Somos também desafiados a ir para a outra margem em nossas vidas. Lá depararemos com aqueles que são os destinatários primeiros da ação de Jesus no meio de nós. Assim como os discípulos, também teremos medo, insegurança e incertezas. A travessia nem sempre é feita na calmaria. Mesmo assim, precisamos nos desinstalar. Passar à outra margem como sinal de saída da nossa zona de conforto, enfrentando os desafios que a vida nos reserva. Sair de nós mesmos e adentrar no horizonte de perspectiva do outro. A nossa segurança está em Deus e na pessoa de Jesus que conosco faz também esta travessia, segurando na nossa mão. Como o evangelista São João assim nos assegura: “Deus o mundo tanto amou, que lhe deu seu próprio Filho, para que todo o que nele crer, encontre vida eterna”. (Jo 3,16) Que a sabedoria de Santo Tomás de Aquino nos alcance nesta longa travessia à outra margem! Que o medo não nos impeça de alçar voos mais altos nesta travessia, “porque sou eu que conheço os planos que tenho para vocês, diz o Senhor, plano de fazê-los prosperar e não de lhes causar dano, planos de dar-lhes esperança e um futuro”. (Jer 29,11)


Francisco Carlos Machado Alves conhecido como Chico Machado, foi da Congregação do Santíssimo Redentor, os Redentorista, da província de São Paulo.

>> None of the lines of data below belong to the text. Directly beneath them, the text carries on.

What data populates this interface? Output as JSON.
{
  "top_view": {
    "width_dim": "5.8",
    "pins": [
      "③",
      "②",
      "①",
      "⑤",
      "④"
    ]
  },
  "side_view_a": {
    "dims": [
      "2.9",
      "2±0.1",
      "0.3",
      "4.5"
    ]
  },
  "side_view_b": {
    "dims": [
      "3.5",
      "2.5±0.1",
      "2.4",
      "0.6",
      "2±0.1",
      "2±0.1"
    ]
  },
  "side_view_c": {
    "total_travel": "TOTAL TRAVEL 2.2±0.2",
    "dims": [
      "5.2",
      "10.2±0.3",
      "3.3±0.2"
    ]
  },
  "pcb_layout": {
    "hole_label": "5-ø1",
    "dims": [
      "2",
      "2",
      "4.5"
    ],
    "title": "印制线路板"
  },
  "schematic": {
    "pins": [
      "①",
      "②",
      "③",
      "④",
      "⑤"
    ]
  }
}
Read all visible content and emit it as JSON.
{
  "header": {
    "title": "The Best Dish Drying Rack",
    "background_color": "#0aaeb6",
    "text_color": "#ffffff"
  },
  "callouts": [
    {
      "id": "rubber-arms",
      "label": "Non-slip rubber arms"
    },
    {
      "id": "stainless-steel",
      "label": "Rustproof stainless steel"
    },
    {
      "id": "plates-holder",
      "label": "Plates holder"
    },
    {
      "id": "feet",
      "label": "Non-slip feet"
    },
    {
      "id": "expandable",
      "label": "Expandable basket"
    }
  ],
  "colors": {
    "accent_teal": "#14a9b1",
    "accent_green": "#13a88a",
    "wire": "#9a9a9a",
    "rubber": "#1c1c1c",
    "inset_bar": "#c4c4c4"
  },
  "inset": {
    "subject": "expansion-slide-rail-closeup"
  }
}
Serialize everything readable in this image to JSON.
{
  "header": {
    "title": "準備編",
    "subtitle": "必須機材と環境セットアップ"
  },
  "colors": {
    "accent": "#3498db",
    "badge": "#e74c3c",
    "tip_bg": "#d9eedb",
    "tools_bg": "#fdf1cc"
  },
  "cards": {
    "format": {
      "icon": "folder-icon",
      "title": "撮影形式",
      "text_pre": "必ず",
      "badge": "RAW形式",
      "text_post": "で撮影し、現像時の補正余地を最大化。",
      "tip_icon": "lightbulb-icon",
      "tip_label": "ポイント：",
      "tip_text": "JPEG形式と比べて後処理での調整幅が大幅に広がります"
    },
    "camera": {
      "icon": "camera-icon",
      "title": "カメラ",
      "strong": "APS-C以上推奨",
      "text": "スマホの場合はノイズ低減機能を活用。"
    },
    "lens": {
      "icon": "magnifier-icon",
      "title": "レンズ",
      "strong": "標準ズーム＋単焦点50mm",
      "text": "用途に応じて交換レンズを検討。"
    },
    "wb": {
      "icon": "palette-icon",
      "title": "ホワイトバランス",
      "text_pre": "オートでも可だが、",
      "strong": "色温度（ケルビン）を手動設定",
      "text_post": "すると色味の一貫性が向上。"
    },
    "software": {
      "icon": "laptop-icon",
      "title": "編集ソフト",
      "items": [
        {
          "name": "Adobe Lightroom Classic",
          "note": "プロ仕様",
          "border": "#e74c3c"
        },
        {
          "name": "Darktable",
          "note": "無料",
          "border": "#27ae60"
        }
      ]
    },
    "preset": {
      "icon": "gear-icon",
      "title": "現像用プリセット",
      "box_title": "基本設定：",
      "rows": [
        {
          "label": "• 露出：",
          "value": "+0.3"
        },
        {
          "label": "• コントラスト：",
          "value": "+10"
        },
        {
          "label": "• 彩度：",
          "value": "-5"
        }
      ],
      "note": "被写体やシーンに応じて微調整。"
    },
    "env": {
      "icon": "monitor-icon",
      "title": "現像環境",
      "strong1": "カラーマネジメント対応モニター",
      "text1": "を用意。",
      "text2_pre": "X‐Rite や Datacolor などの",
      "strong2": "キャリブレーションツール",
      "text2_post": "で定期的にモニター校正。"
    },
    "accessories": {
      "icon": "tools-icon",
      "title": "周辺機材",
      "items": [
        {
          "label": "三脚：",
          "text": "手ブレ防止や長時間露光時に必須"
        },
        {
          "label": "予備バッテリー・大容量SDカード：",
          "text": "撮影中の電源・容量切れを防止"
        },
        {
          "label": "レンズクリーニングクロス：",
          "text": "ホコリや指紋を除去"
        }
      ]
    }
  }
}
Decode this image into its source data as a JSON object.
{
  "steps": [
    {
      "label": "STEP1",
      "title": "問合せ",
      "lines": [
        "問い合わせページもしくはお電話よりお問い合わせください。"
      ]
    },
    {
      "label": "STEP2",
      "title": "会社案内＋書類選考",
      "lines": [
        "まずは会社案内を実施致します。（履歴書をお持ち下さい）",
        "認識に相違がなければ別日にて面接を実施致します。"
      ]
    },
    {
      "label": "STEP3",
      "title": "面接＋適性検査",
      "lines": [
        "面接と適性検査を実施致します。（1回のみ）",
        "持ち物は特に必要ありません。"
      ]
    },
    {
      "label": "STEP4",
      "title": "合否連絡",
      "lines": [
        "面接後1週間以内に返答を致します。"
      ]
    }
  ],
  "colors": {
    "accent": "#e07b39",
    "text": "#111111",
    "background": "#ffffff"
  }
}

Reside em São Felix do Araguaia no Mato Grosso e é agente de Pastoral na Prelazia de São Felix desde 1992. Sua atividade pastoral é junto aos povos indígenas da região: Xavante, Kayabi, Karajá, dentre outros. Mestre em Educação atua na formação continuada de professores Indígenas, nas escolas das respectivas aldeias.